La teoria quantistico-ondulatoria
È
opportuno sottolineare che la teoria originariamente proposta da Bohr prevedeva
che gli elettroni ruotassero attorno al nucleo percorrendo orbite stazionarie
analoghe a quelle dei pianeti attorno al Sole. In realtà la visione moderna
dell'atomo, basata sulla meccanica quantistica, è più complessa e comporta una
descrizione probabilistica del moto dell'elettrone attorno al nucleo.
Tale
descrizione fu introdotta per la prima volta dal giovane Heisenberg nella sua
tesi di laurea, meglio conosciuta come Principio di Indeterminazione: non si
possono sapere con esattezza posizione e velocità di una particella e di
conseguenza non esiste una prova sperimentale degli stati fisici di
eccitamento, cioè delle orbite. In poche parole tutto il lavoro di Bohr andava
rivisto alla luce di una descrizione probabilistica e nel 1926 Schrödinger
introdusse la teoria quantistico-ondulatoria.

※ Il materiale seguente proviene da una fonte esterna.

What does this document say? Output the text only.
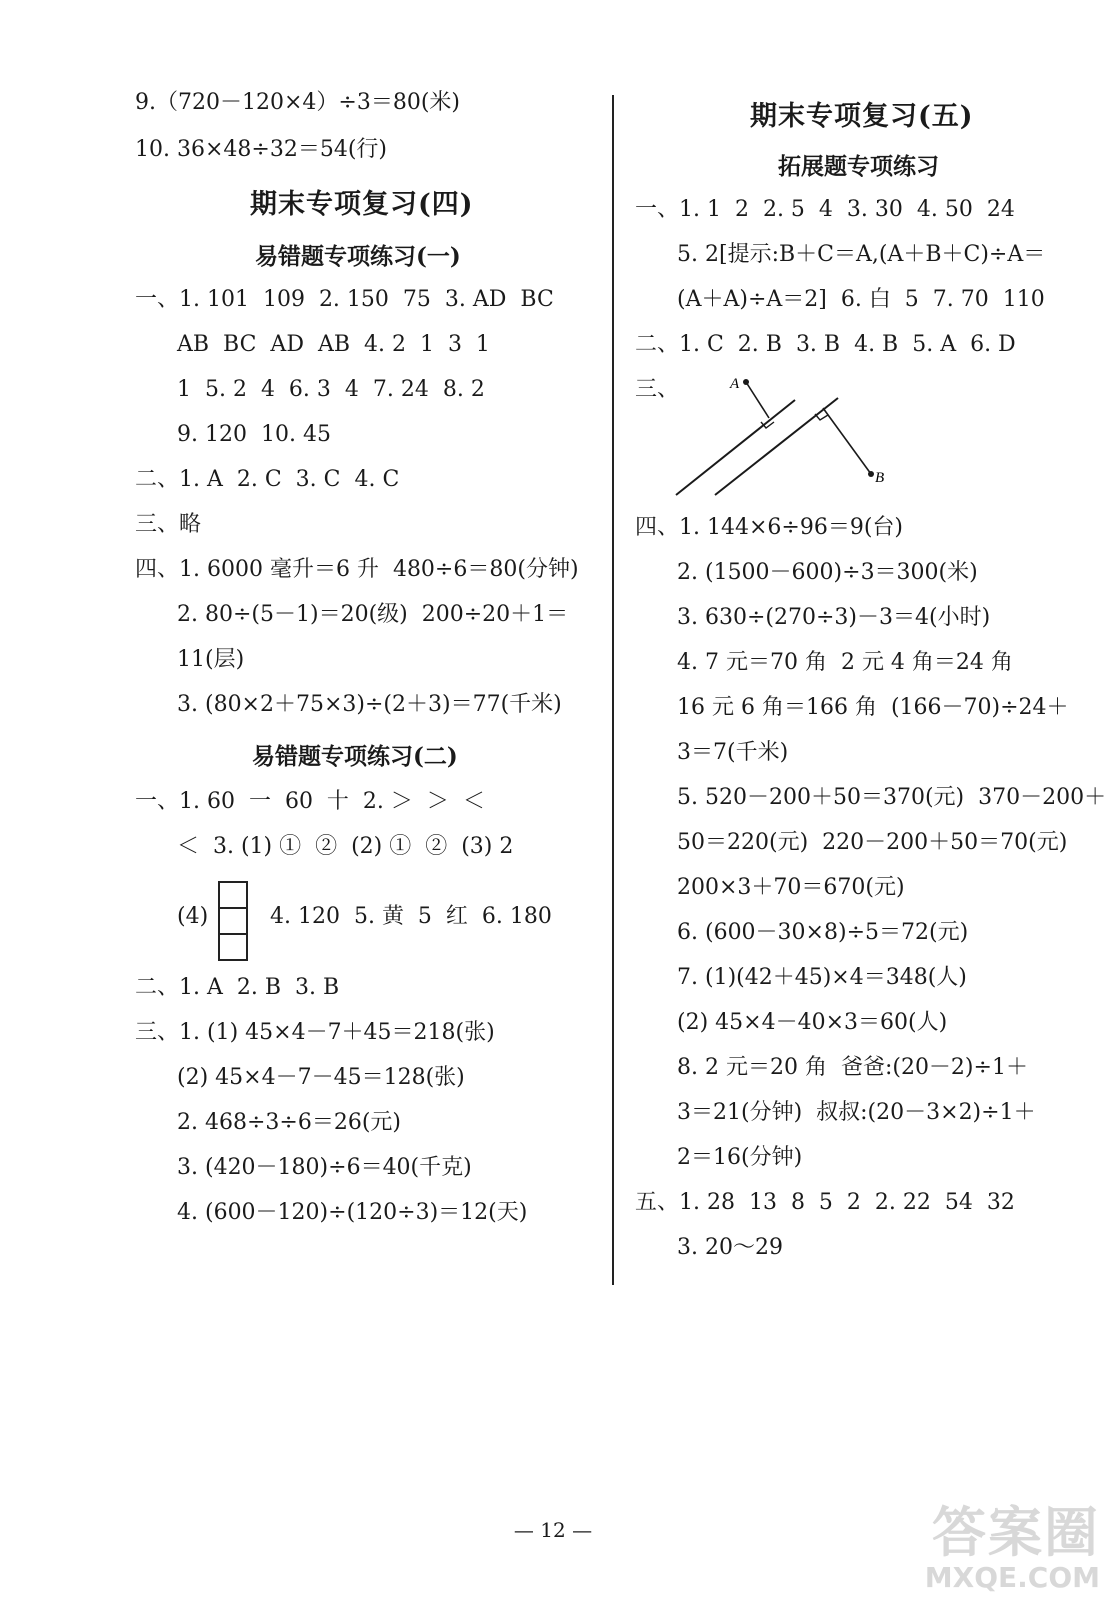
9.（720－120×4）÷3＝80(米)
10. 36×48÷32＝54(行)
期末专项复习(四)
易错题专项练习(一)
一、1. 101  109  2. 150  75  3. AD  BC
AB  BC  AD  AB  4. 2  1  3  1
1  5. 2  4  6. 3  4  7. 24  8. 2
9. 120  10. 45
二、1. A  2. C  3. C  4. C
三、略
四、1. 6000 毫升＝6 升  480÷6＝80(分钟)
2. 80÷(5－1)＝20(级)  200÷20＋1＝
11(层)
3. (80×2＋75×3)÷(2＋3)＝77(千米)
易错题专项练习(二)
一、1. 60  一  60  十  2. ＞  ＞  ＜
＜  3. (1) ①  ②  (2) ①  ②  (3) 2
(4)	4. 120  5. 黄  5  红  6. 180
二、1. A  2. B  3. B
三、1. (1) 45×4－7＋45＝218(张)
(2) 45×4－7－45＝128(张)
2. 468÷3÷6＝26(元)
3. (420－180)÷6＝40(千克)
4. (600－120)÷(120÷3)＝12(天)
期末专项复习(五)
拓展题专项练习
一、1. 1  2  2. 5  4  3. 30  4. 50  24
5. 2[提示:B＋C＝A,(A＋B＋C)÷A＝
(A＋A)÷A＝2]  6. 白  5  7. 70  110
二、1. C  2. B  3. B  4. B  5. A  6. D
三、	A
B
四、1. 144×6÷96＝9(台)
2. (1500－600)÷3＝300(米)
3. 630÷(270÷3)－3＝4(小时)
4. 7 元＝70 角  2 元 4 角＝24 角
16 元 6 角＝166 角  (166－70)÷24＋
3＝7(千米)
5. 520－200＋50＝370(元)  370－200＋
50＝220(元)  220－200＋50＝70(元)
200×3＋70＝670(元)
6. (600－30×8)÷5＝72(元)
7. (1)(42＋45)×4＝348(人)
(2) 45×4－40×3＝60(人)
8. 2 元＝20 角  爸爸:(20－2)÷1＋
3＝21(分钟)  叔叔:(20－3×2)÷1＋
2＝16(分钟)
五、1. 28  13  8  5  2  2. 22  54  32
3. 20～29
— 12 —	答案圈
MXQE.COM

Con Schrödinger fu abbandonato
il concetto di orbita e fu introdotto il concetto di orbitale. Secondo la meccanica
quantistica non ha più senso infatti parlare di traiettoria di una
particella: da ciò discende che non si può neanche definire con certezza dove
un elettrone si trova in un dato momento. Ciò che si poteva conoscere era la probabilità di
trovare l'elettrone in un certo punto dello spazio in un dato istante di tempo. Un orbitale quindi non è una traiettoria
su cui un elettrone (secondo le idee della fisica classica) poteva muoversi,
bensì una porzione di spazio intorno al nucleo definita da una superficie di
equiprobabilità, ossia entro la quale c'è il 95% della probabilità che un
elettrone vi si trovi. In termini più rigorosi, un orbitale è definito da una
particolare funzione d'onda, l'equazione di
Schrödinger, in tre variabili, i numeri quantici,
ciascuna delle quali è associata rispettivamente all'energia, alla forma e
all'orientamento nello spazio dell'orbitale.